## 229Re: Similarity Scores

Expand Messages
• Sep 10, 2001
> Just some thoughts off the top of my head: I agree that this is
something
> that ought to be done for basketball. I'm a little leery of the
work
> that's been done in baseball, as Bill James' formula looks like a
> hand-cooked one. I'm sure its results are reasonable, but I'd like
to see
> an approach that's more systematic.
>

I've asked Bill about the approach he took and why he took it. I
don't expect to hear back anytime soon.

> There are several statistical techniques which I think are directly
useful
> here. Cluster analysis (the computer looks at the data and divides
them
> into groups); discriminant analysis and logistical regression
(determine
> the factors which predict which group a player will be in, e.g.
Hall of
> Fame vs non Hall of Fame); and probably the most useful of all:
> Mahalanobis distance, or some variation thereof.

> However, Mahalonobis distance does NOT take into account the second
> problem, that certain variables might deserve more weight than
others.
> Maybe we WOULD want to "double count" PTs scored, given that it's
> probably the single most important statistic for a player, or at
least one
> of the most important ones for distinguishing all-stars and hall of
famers
> from journeymen.

First -- I don't know of Mahalonobis distance stuff. Sounds like
multivariate regression, though. You may have to do this analysis or
point me at software that does it. What is it going to spit out?
Weights on the different stats?

>
> Anyway, that's how I would approach the problem. For a first pass,
I'd do
> statistics per game, rather than per 48 minutes, per year, or per
career
> (career stats would be useless for comparing, say, Steve Francis to
Isiah
> Thomas, because Francis' career stats are still so low).

We could compare Thomas' first 2 years to Francis', a very useful
comparison.

>I'd do
straight
> Mahalanobis distance at first, throwing in all variables (FTA, FTM,
AND
> FT%) and see if the results looked reasonable. If not, then at
least I'd
> have some coefficients to start with, and could start doubling or
halving
> some.
>

I agree, I think (not knowing exactly what the coefficients mean).
Getting a common starting point is the most important thing I want to
get out of this discussion. Similarity scores are ultimately
somewhat subjective, but if we can all start with the same set of
numbers, at least we have a foundation.

> Also, after the initial analysis, I'd want to put in some sort of
> correction for era or game pace. Bob Cousy's 43% career FG% (or
whatever
> it was, I'm saying this off the top of my head) reminds me more of
Isiah
> Thomas's 46% than it does Alan Iverson's 43%. Despite the
superficial
> similarity of Cousy's and Iverson's FG%. (Again I'm not vouching
for
> those specific numbers, just saying that I'd rather see the numbers
in
> context, i.e. corrected for era and/or game pace.)
>

I think we want to keep the era correction separate. I can't find
where he said it, but I know James wanted to keep it separate.

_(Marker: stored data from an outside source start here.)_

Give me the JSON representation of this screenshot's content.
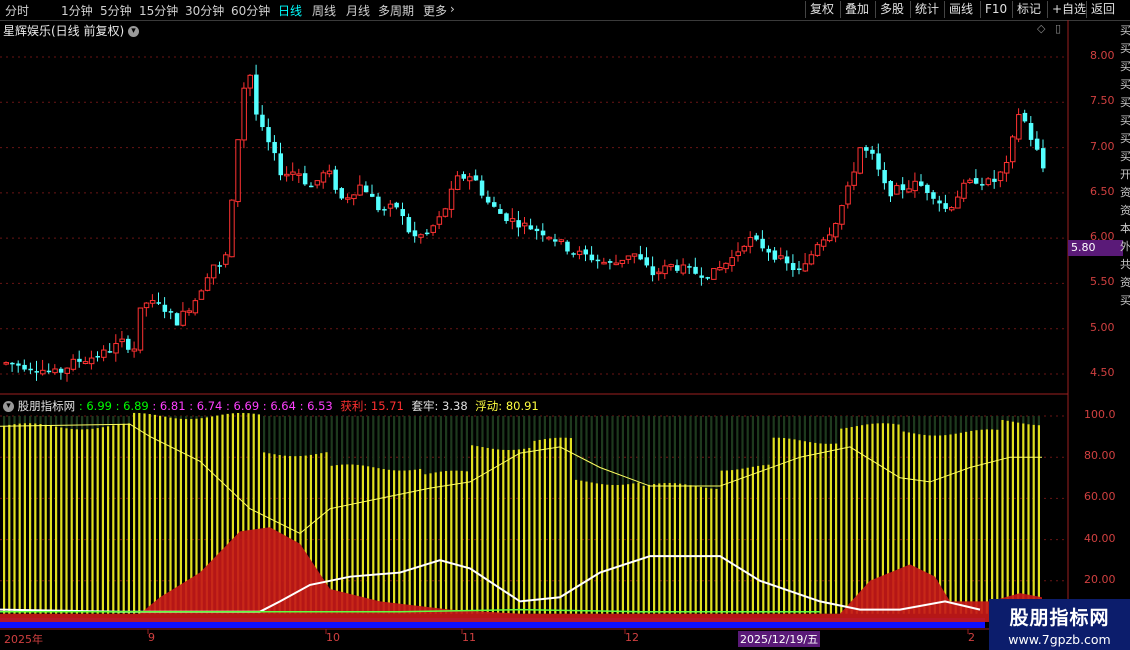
{
  "toolbar": {
    "tabs": [
      "分时",
      "1分钟",
      "5分钟",
      "15分钟",
      "30分钟",
      "60分钟",
      "日线",
      "周线",
      "月线",
      "多周期",
      "更多"
    ],
    "active_tab": "日线",
    "buttons": [
      "复权",
      "叠加",
      "多股",
      "统计",
      "画线",
      "F10",
      "标记",
      "+自选",
      "返回"
    ]
  },
  "main_chart": {
    "title": "星辉娱乐(日线 前复权)",
    "y_ticks": [
      "8.00",
      "7.50",
      "7.00",
      "6.50",
      "6.00",
      "5.50",
      "5.00",
      "4.50"
    ],
    "price_marker": "5.80"
  },
  "indicator": {
    "name": "股朋指标网",
    "values": [
      {
        "text": "6.99",
        "color": "#00ff00"
      },
      {
        "text": "6.89",
        "color": "#00ff00"
      },
      {
        "text": "6.81",
        "color": "#ff40ff"
      },
      {
        "text": "6.74",
        "color": "#ff40ff"
      },
      {
        "text": "6.69",
        "color": "#ff40ff"
      },
      {
        "text": "6.64",
        "color": "#ff40ff"
      },
      {
        "text": "6.53",
        "color": "#ff40ff"
      }
    ],
    "profit_label": "获利: 15.71",
    "trapped_label": "套牢: 3.38",
    "floating_label": "浮动: 80.91",
    "y_ticks": [
      "100.0",
      "80.00",
      "60.00",
      "40.00",
      "20.00"
    ]
  },
  "x_axis": {
    "labels": [
      "2025年",
      "9",
      "10",
      "11",
      "12",
      "2025/12/19/五",
      "2"
    ]
  },
  "watermark": {
    "line1": "股朋指标网",
    "line2": "www.7gpzb.com"
  },
  "side_chars": "买买买买买买买买开资资本外共资买"
}
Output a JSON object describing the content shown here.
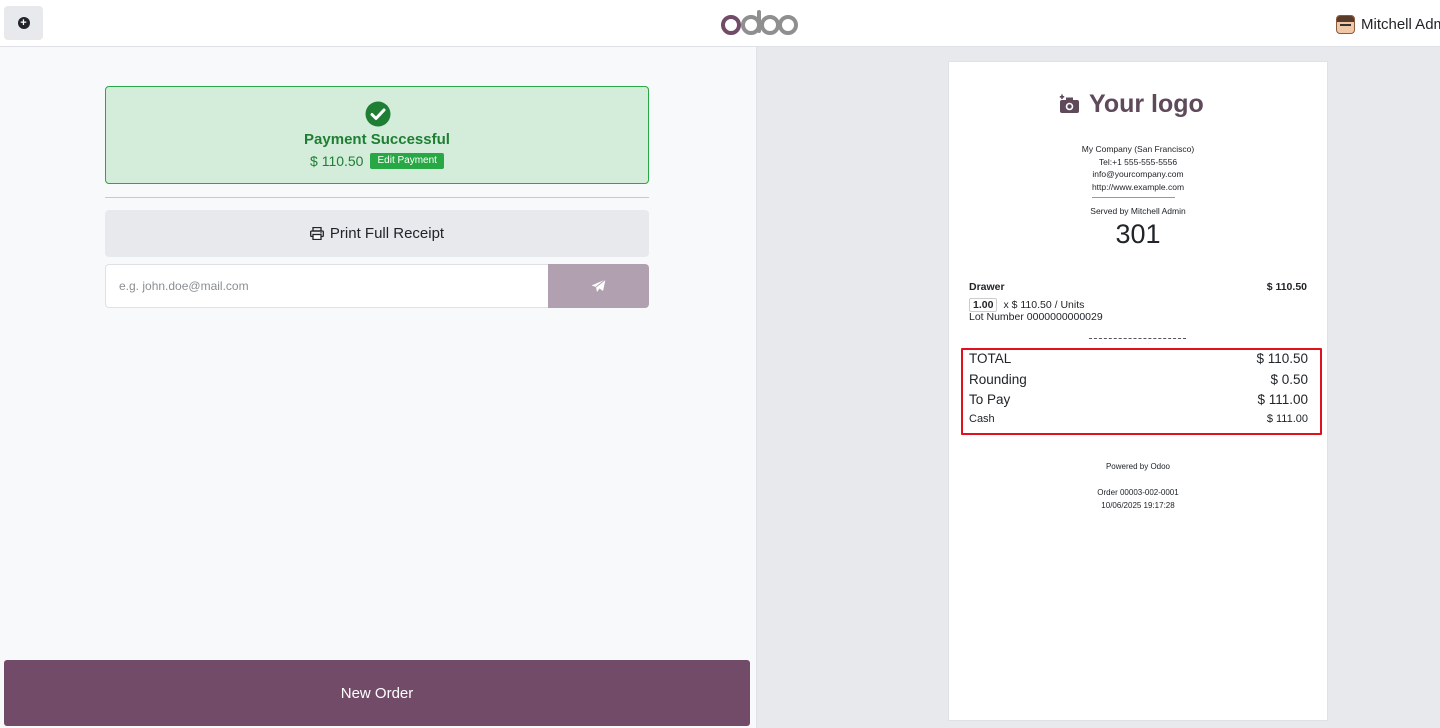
{
  "topbar": {
    "add_button_label": "+",
    "logo_text": "odoo",
    "user_name": "Mitchell Admin"
  },
  "payment": {
    "status_title": "Payment Successful",
    "amount": "$ 110.50",
    "edit_label": "Edit Payment",
    "print_label": "Print Full Receipt",
    "email_placeholder": "e.g. john.doe@mail.com",
    "email_value": "",
    "new_order_label": "New Order"
  },
  "receipt": {
    "logo_text": "Your logo",
    "company_lines": [
      "My Company (San Francisco)",
      "Tel:+1 555-555-5556",
      "info@yourcompany.com",
      "http://www.example.com"
    ],
    "served_by": "Served by Mitchell Admin",
    "ticket_number": "301",
    "line": {
      "product": "Drawer",
      "price": "$ 110.50",
      "qty": "1.00",
      "unit_price": "x $ 110.50 / Units",
      "lot": "Lot Number 0000000000029"
    },
    "totals": [
      {
        "label": "TOTAL",
        "value": "$ 110.50"
      },
      {
        "label": "Rounding",
        "value": "$ 0.50"
      },
      {
        "label": "To Pay",
        "value": "$ 111.00"
      },
      {
        "label": "Cash",
        "value": "$ 111.00"
      }
    ],
    "powered_by": "Powered by Odoo",
    "order_ref": "Order 00003-002-0001",
    "order_datetime": "10/06/2025 19:17:28"
  },
  "colors": {
    "brand": "#714b67",
    "success_bg": "#d4edda",
    "success_text": "#1e7e34",
    "highlight_border": "#e0101c"
  }
}
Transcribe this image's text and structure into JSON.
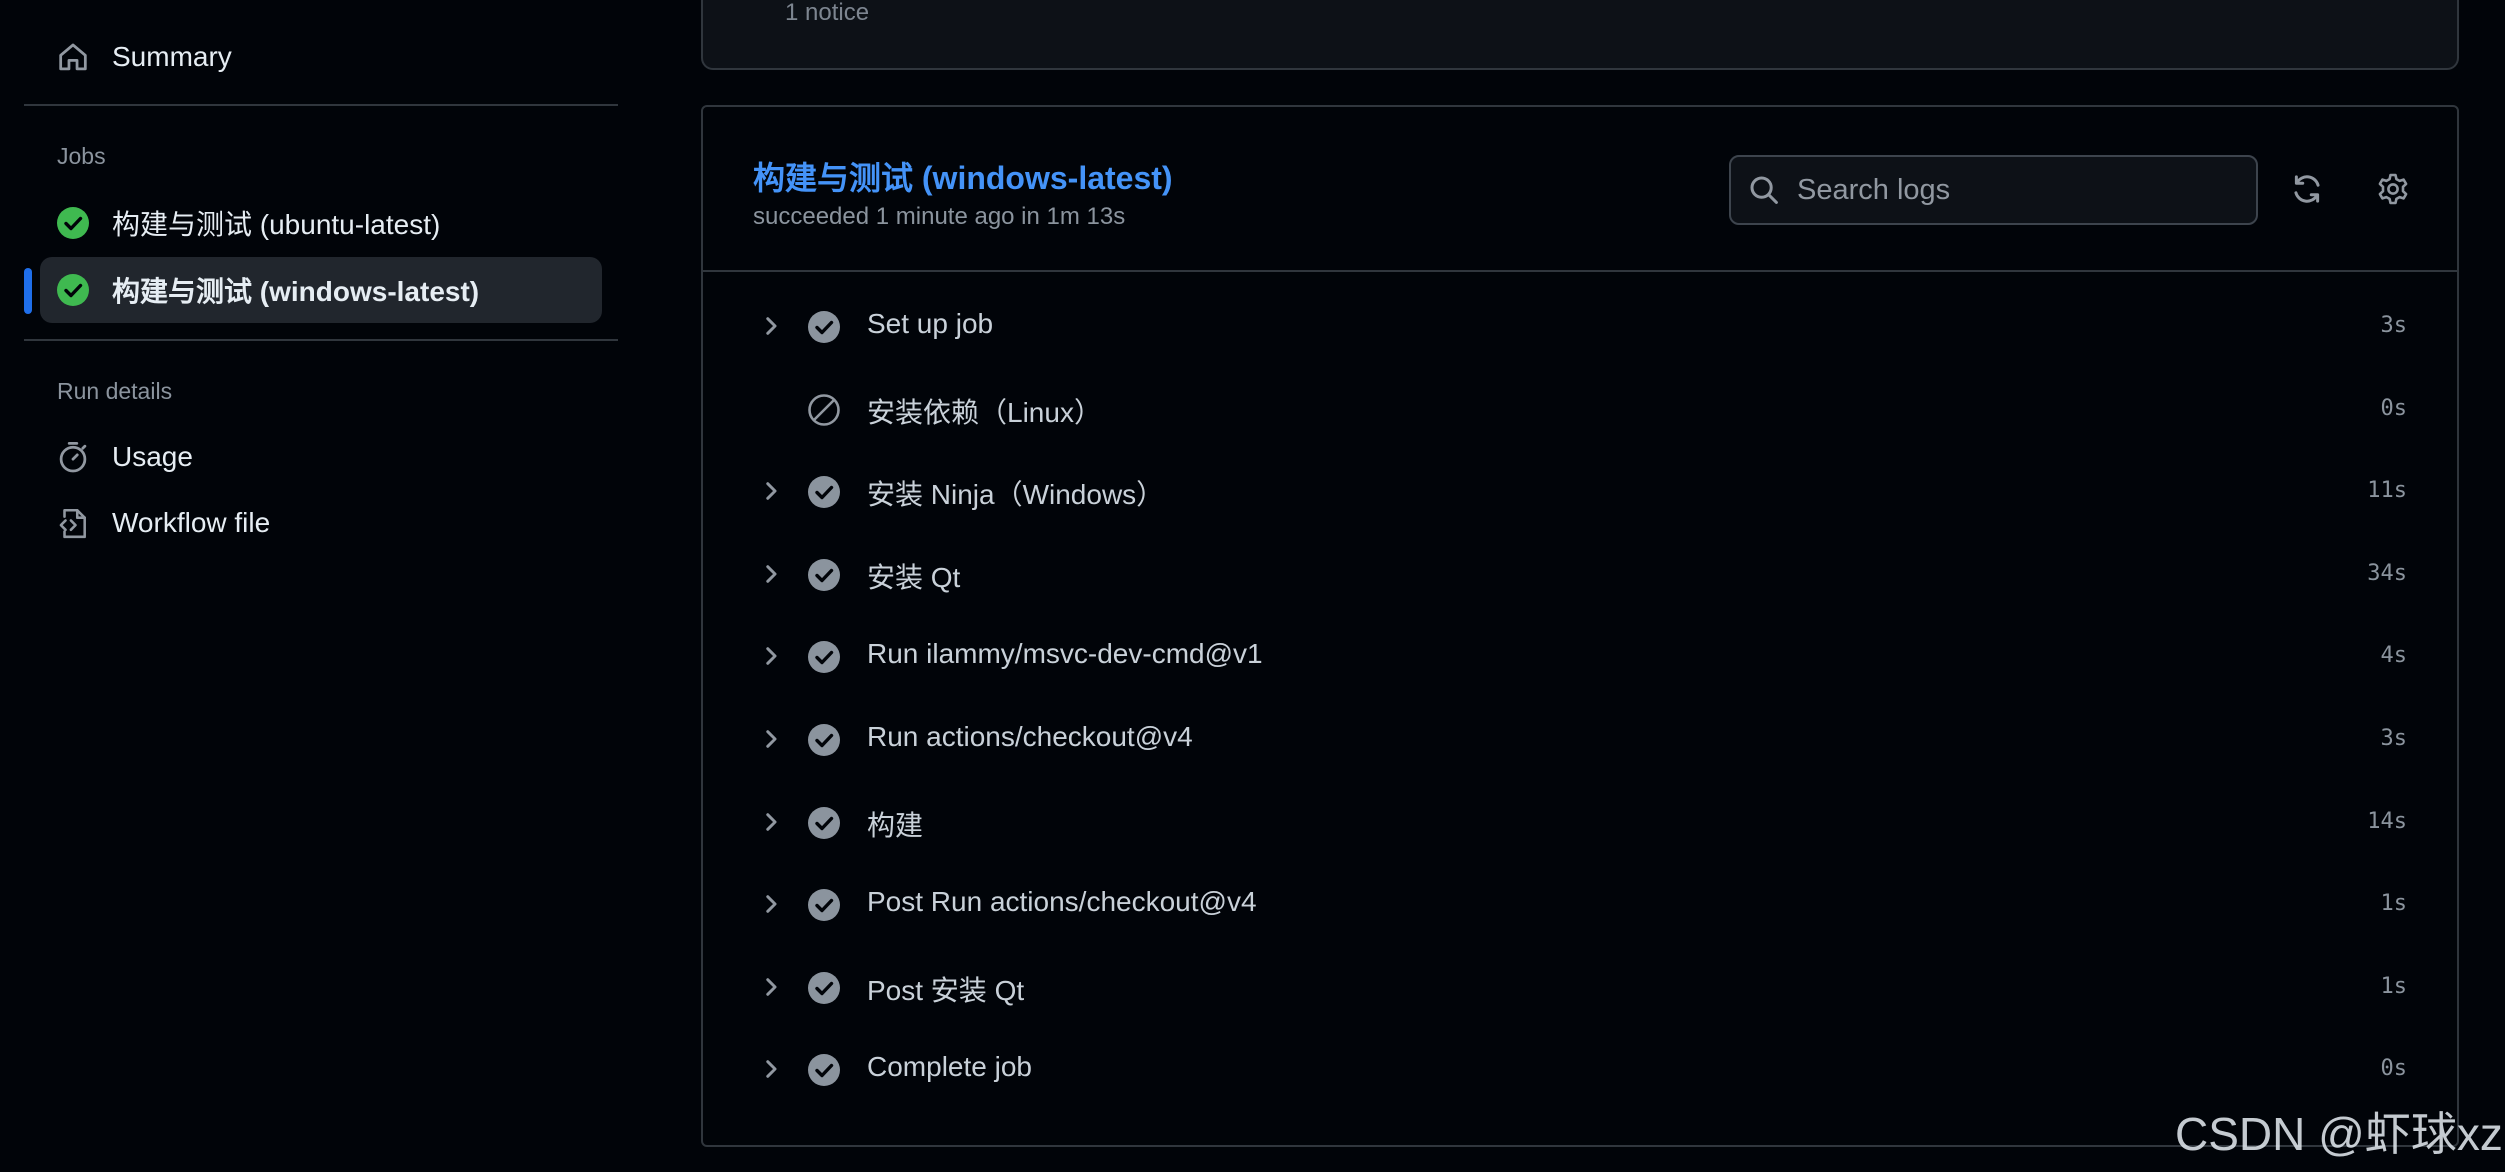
{
  "sidebar": {
    "summary_label": "Summary",
    "jobs_heading": "Jobs",
    "jobs": [
      {
        "label": "构建与测试 (ubuntu-latest)",
        "status": "success"
      },
      {
        "label": "构建与测试 (windows-latest)",
        "status": "success",
        "active": true
      }
    ],
    "run_details_heading": "Run details",
    "usage_label": "Usage",
    "workflow_file_label": "Workflow file"
  },
  "previous_card": {
    "notice_text": "1 notice"
  },
  "job": {
    "title": "构建与测试 (windows-latest)",
    "subtitle": "succeeded 1 minute ago in 1m 13s",
    "search": {
      "placeholder": "Search logs",
      "value": ""
    },
    "steps": [
      {
        "name": "Set up job",
        "duration": "3s",
        "status": "success",
        "expandable": true
      },
      {
        "name": "安装依赖（Linux）",
        "duration": "0s",
        "status": "skipped",
        "expandable": false
      },
      {
        "name": "安装 Ninja（Windows）",
        "duration": "11s",
        "status": "success",
        "expandable": true
      },
      {
        "name": "安装 Qt",
        "duration": "34s",
        "status": "success",
        "expandable": true
      },
      {
        "name": "Run ilammy/msvc-dev-cmd@v1",
        "duration": "4s",
        "status": "success",
        "expandable": true
      },
      {
        "name": "Run actions/checkout@v4",
        "duration": "3s",
        "status": "success",
        "expandable": true
      },
      {
        "name": "构建",
        "duration": "14s",
        "status": "success",
        "expandable": true
      },
      {
        "name": "Post Run actions/checkout@v4",
        "duration": "1s",
        "status": "success",
        "expandable": true
      },
      {
        "name": "Post 安装 Qt",
        "duration": "1s",
        "status": "success",
        "expandable": true
      },
      {
        "name": "Complete job",
        "duration": "0s",
        "status": "success",
        "expandable": true
      }
    ]
  },
  "watermark": "CSDN @虾球xz",
  "colors": {
    "accent_link": "#4493f8",
    "active_indicator": "#1f6feb",
    "success_green": "#3fb950",
    "step_check_gray": "#8b949e",
    "background": "#010409"
  },
  "icons": {
    "summary": "home-icon",
    "job_status": "check-circle-fill-icon",
    "usage": "stopwatch-icon",
    "workflow_file": "file-code-icon",
    "search": "search-icon",
    "refresh": "sync-icon",
    "settings": "gear-icon",
    "expand": "chevron-right-icon",
    "step_success": "check-circle-fill-icon",
    "step_skipped": "skip-icon"
  }
}
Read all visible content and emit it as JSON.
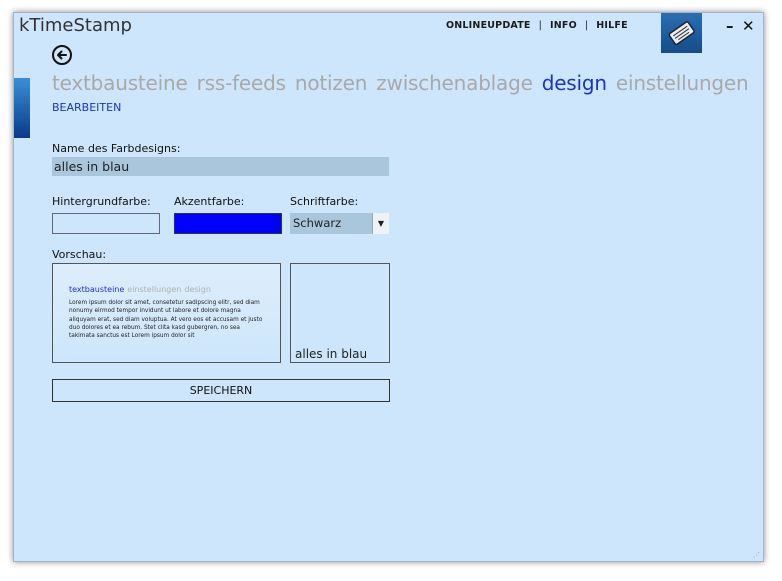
{
  "app": {
    "title": "kTimeStamp"
  },
  "topnav": {
    "onlineupdate": "ONLINEUPDATE",
    "info": "INFO",
    "hilfe": "HILFE",
    "separator": "|"
  },
  "window_controls": {
    "minimize": "–",
    "close": "✕"
  },
  "tabs": [
    {
      "label": "textbausteine"
    },
    {
      "label": "rss-feeds"
    },
    {
      "label": "notizen"
    },
    {
      "label": "zwischenablage"
    },
    {
      "label": "design",
      "active": true
    },
    {
      "label": "einstellungen"
    }
  ],
  "subtab": {
    "label": "BEARBEITEN"
  },
  "form": {
    "name_label": "Name des Farbdesigns:",
    "name_value": "alles in blau",
    "background_label": "Hintergrundfarbe:",
    "background_color": "#cde6fb",
    "accent_label": "Akzentfarbe:",
    "accent_color": "#0000ff",
    "font_label": "Schriftfarbe:",
    "font_value": "Schwarz",
    "preview_label": "Vorschau:"
  },
  "preview": {
    "tab_active": "textbausteine",
    "tab_2": "einstellungen",
    "tab_3": "design",
    "text": "Lorem ipsum dolor sit amet, consetetur sadipscing elitr, sed diam nonumy eirmod tempor invidunt ut labore et dolore magna aliquyam erat, sed diam voluptua. At vero eos et accusam et justo duo dolores et ea rebum. Stet clita kasd gubergren, no sea takimata sanctus est Lorem ipsum dolor sit",
    "name": "alles in blau"
  },
  "save_button": {
    "label": "SPEICHERN"
  },
  "colors": {
    "window_bg": "#cde6fb",
    "accent": "#1d33c4",
    "inactive_tab": "#a9a9a9"
  }
}
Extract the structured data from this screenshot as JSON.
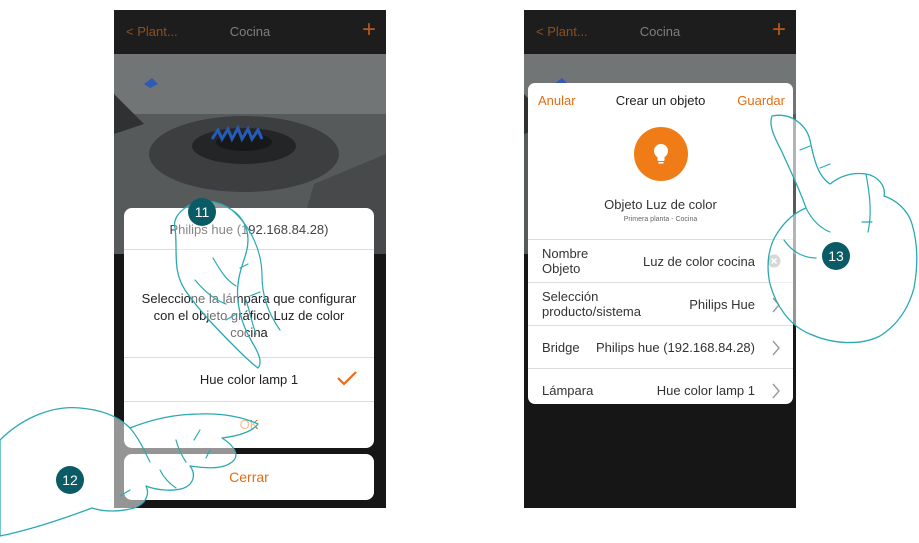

My one attempt at basketball similarity scores is buried somewhere.
I looked at player-season comparisons back in '98. The motivation
was identifying who was similar to Kobe Bryant, since there was so
much controversy at the time about how good he was going to be.
I remember finding a lot more self-similarity across players than
cross-similarity (Bryant's 2nd year resembled his first more than
it resembled a lot of other players' seasons, for example). The
player who seemed most similar to Bryant at the time was Allen
Iverson, but my #'s were weird. I'd say now that Bryant and Iverson
aren't as similar as Bryant and Jordan or Bryant and VCarter, which I
think harks at factors I didn't consider -- height and position. (It
may also hark at false impressions. Jordan's early career numbers
are MUCH better than Bryant's, even if you account for the 10% drop
in pace and the 5-8% drop in offensive efficiency.)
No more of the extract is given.